A Plastic Icon Transitions to Cardboard
Are you ready for biodegradable bread clips? Plus: An inconspicuous mystery!
The photo shown above was recently sent to me by reader Jim Walaitis. He had just purchased a pack of English muffins at his local Aldi and was surprised to discover that the bread clip — the little bag-closure thingie in the foreground of the photo — was made of cardboard instead of the usual plastic. Here’s a closer look:
The “BPI” icon on the clip is the logo of the Biodegradable Products Institute, certifying that the clips are compostable — something that obviously wouldn’t be possible with traditional plastic bread clips, which are made of polystyrene. (As you may recall from our recent discussion of produce stickers, some of those labels are also changing from plastic to compostable paper.)
Jim had never seen a cardboard bread clip before and figured it might be of interest to Inconspicuous Consumption. Or as he put it in his email to me, “It concerns me when I see something and my very first thought is ‘Does Paul Lukas know about this?’”

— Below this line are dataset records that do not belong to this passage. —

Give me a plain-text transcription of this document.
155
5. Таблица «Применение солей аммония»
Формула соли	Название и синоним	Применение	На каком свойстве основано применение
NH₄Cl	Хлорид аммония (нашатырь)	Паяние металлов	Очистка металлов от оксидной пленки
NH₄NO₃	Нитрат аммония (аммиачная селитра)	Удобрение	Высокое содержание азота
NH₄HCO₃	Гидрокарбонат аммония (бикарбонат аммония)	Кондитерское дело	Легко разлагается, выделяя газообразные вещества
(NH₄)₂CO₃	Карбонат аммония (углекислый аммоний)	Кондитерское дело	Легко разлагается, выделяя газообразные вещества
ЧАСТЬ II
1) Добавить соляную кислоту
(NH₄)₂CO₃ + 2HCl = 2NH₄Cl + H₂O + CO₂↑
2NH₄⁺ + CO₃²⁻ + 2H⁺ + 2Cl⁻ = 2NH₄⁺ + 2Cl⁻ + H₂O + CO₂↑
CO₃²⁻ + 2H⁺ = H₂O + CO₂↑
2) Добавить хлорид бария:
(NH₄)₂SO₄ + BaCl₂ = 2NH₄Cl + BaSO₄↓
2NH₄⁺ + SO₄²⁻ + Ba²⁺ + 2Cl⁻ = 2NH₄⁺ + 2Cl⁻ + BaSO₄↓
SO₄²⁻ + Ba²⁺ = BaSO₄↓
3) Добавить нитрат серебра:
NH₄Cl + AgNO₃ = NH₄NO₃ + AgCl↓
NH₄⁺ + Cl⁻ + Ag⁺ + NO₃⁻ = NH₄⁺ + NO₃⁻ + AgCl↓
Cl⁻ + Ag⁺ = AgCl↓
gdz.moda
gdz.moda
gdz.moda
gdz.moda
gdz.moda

Truthfully, I should have known about it, because I have a longstanding fascination with bread clips. I first blogged about them in 2012; a year later, I wrote a Bloomberg Businessweek article about the eternal tug of war between bread clips and twist ties (which was cited by The New Yorker and Longreads as one of the best business articles of 2013, whoop-whoop). And I keep a small supply of bread clips on hand in a kitchen drawer, so I can swap them in if I buy a product with a twist tie.